1.129 Tax differentials need to be taken into account when evaluating the difference between the two procurement methods. Since tax specific cashflows are not included in the Spreadsheet under the PFI Option, Procuring Authorities should use a Target Equity IRR which, based on actual experience, corresponds to the pre-tax equity IRR typically required by bidders. This will ensure that the unitary charge in the Spreadsheet is set at a post tax level.
1.130 Under the PFI Option, tax receipts by the Government will, over the life of the project, inevitably differ from those that arise under conventional procurement. Principally, tax will be payable on the differential profit earned by the private sector which compensates it for the additional level of risk being accepted under PFI. Further tax receipts can be expected to be received by the Government in respect of the returns paid to third-party funders.

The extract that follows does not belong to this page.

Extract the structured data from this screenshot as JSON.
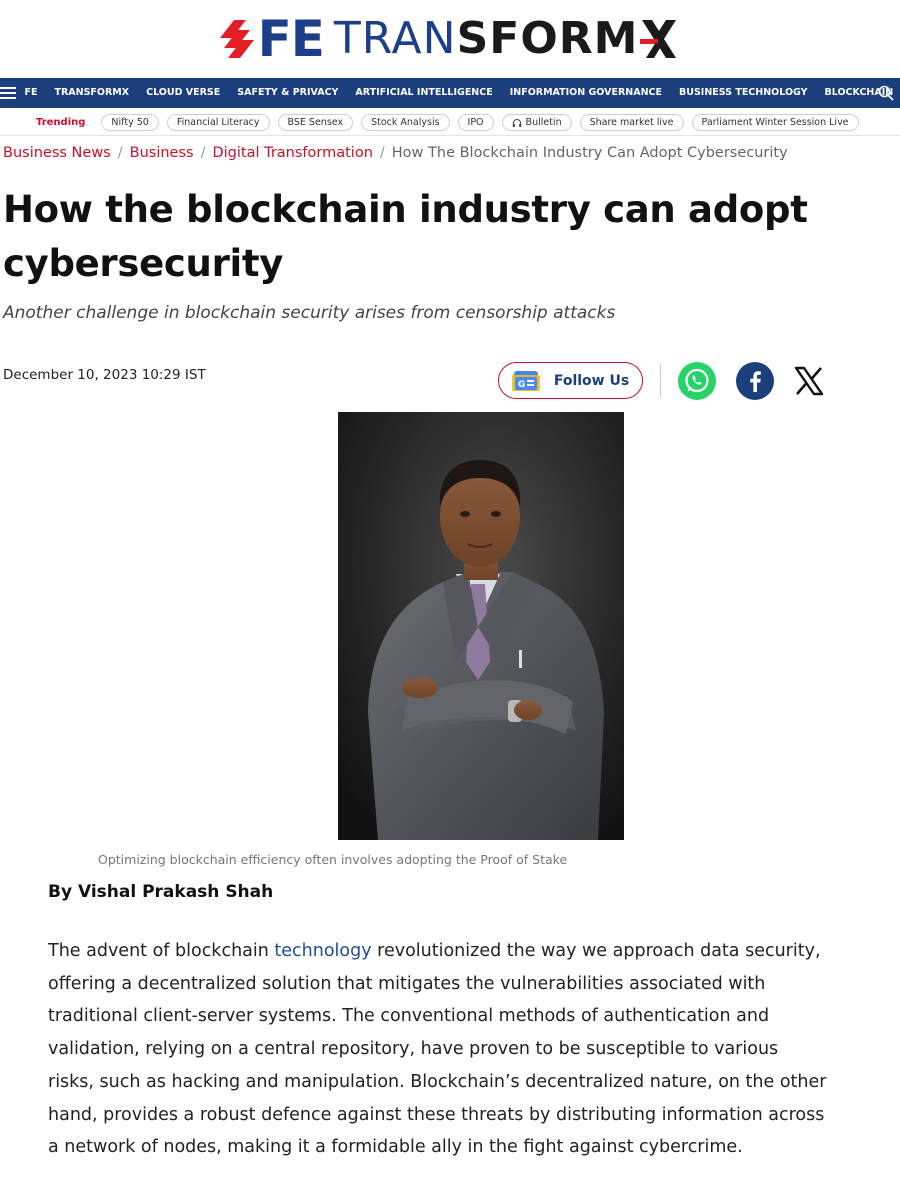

1.131 An estimate should therefore be made to reflect the additional tax take that accrues to the Government under the PFI Option. The Spreadsheet does this by computing a "tax adjustment value" which is added to the Conventional Procurement in line with the Green Book. Details of the mechanic for determining the appropriate adjustment are set out in the KPMG Report in the supplementary Green Book guidance entitled "Adjusting for Taxation in PFI vs Conventional Procurement Comparisons", which is accessible from the Green Book website16. In the Spreadsheet the tax adjustment value is determined by applying a Conventional Procurement adjustment factor to the Conventional Procurement Whole Life Costs. the Conventional Procurement adjustment factor is an input in the Input sheet. In the Spreadsheet this has a Starting Value of 2%. The user should refer to section 5 of the KPMG report in the supplementary Green Book guidance entitled "Adjusting for Taxation in PFI vs PSC Comparisons". When doing so, Procuring Authorities should note that the simplifying assumption should be made that each project is on revenue account for tax purposes. It should also be noted that the Spreadsheet seeks to capture primary tax effects only. This simplistic approach is in keeping with the overall approach to the quantitative assessment.
1.132 Whilst the treatment of VAT can vary between conventionally procured projects and PFI depending on the type of services being delivered, the Green Book states that "options attracting different VAT rates should be compared as if either the same VAT payments or no VAT payments were made in all cases". For the purpose of the VfM assessment therefore no allowance should be made for any difference in VAT rates between PFI and the Conventional Procurement options. It should be noted that where VAT is not factored in to the VfM assessment, the VAT related impact will need to be reflected into the separate affordability analysis.